The Community-Led Total Sanitation (CLTS) approach facilitates communities to conduct their own appraisal and analysis of open defecation, mobilising people to identify and find solutions to their sanitation and hygiene needs. CLTS encourages people to take action to improve their situation by utilising local knowledge, technology and innovation.
At the heart of CLTS lies the recognition that merely providing toilets does not guarantee their use, nor result in improved sanitation and hygiene. Earlier approaches to sanitation prescribed high initial standards and offered subsidies as an incentive. But this often led to uneven adoption, problems with long-term sustainability and only partial use. It also created a culture of dependence on subsidies. Open defecation and the cycle of faecal–oral contamination continued to spread disease.
In contrast, CLTS focuses on the behavioural change needed to ensure real and sustainable improvements – investing in community mobilisation instead of hardware, and shifting the focus from toilet construction for individual households to the creation of open defecation-free villages, raising awareness that even if a minority of people continues to defecate in the open everyone is at risk of disease.
CLTS uses participatory methodologies and processes, including community mapping and transect walks, to facilitate communities to analyse their own sanitation practices and faecal-oral pathways. During this process (called triggering) communities come to the realisation they are eating each other’s shit resulting in communities into taking action to become open defecation free (ODF). CLTS triggers the community’s desire for collective change, propels people into action and encourages innovation, mutual support and appropriate local solutions, thus leading to greater ownership and sustainability.
After initially being conceived as an approach for rural sanitation only, there have been a variety of adaptations, for example in urban and peri-urban settings, in schools and in post emergency and fragile state contexts.
CLTS and the changing landscape of rural WASH
The WASH landscape has been changing subtly but noticeably over the last few years. CLTS has proved most effective to date in tackling the sanitation challenge at scale, becoming more and more accepted, integrated into national policies, and used in a wide variety of contexts by a multitude of actors. However, the last few yearsSDGs have challenged the sector to look beyond the ambitions of the MDGs and examine who is not being reached by efforts to increase access to sanitation.

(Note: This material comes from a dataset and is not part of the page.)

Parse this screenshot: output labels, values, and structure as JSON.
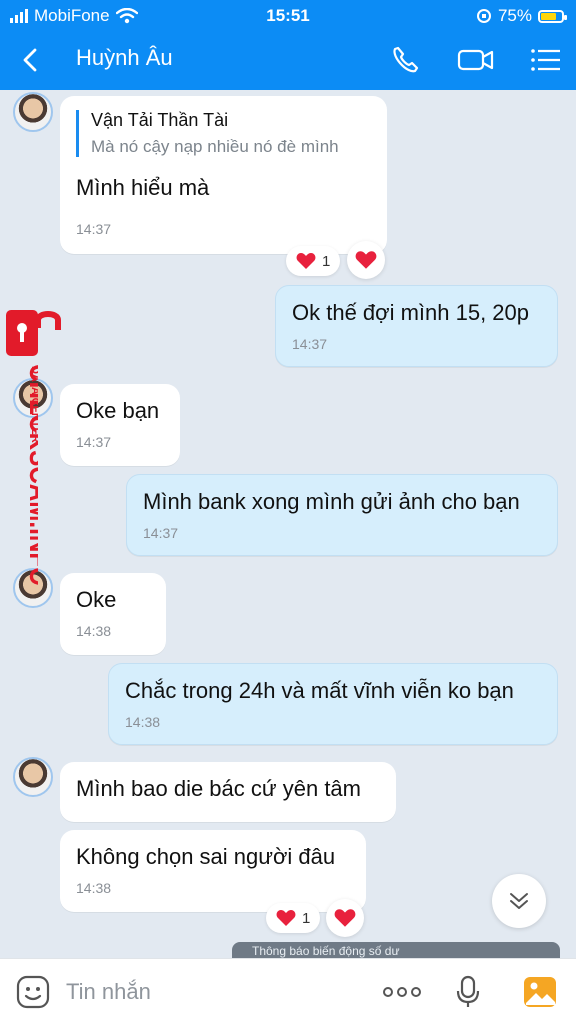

With the SDG’s focus on universal coverage and reaching the poorest and most vulnerable, the complexity of the challenges facing the WASH sector and with it, CLTS, have become clear. For example, as no subsidies are offered with CLTS it has been thought of as a cheap approach, however in practice it requires substantial investment in staff. The approach is human resource heavy and requires frequent time spent in the field including for pre-triggering, triggering, post-triggering and post-ODF activities. It is also increasingly accepted that there are contexts in which external support such as subsidies are necessary for people to gain access to safe and appropriate sanitation.
CLTS has been found to be most effective in villages that are small, remote, cohesive and have strong local leadership. As CLTS has been adopted into national strategies, pressure to deliver results within set timescales has increased. This has highlighted the challenges associated with balancing a community-led approach with externally driven agendas and has drawn attention to the risk of undue pressure being placed on potentially vulnerable community members to build latrines in order to meet targets. There are a number of practical resources which give suggestions for how issues such as gender, equity, social inclusion, and sustainability can be integrated into CLTS programming.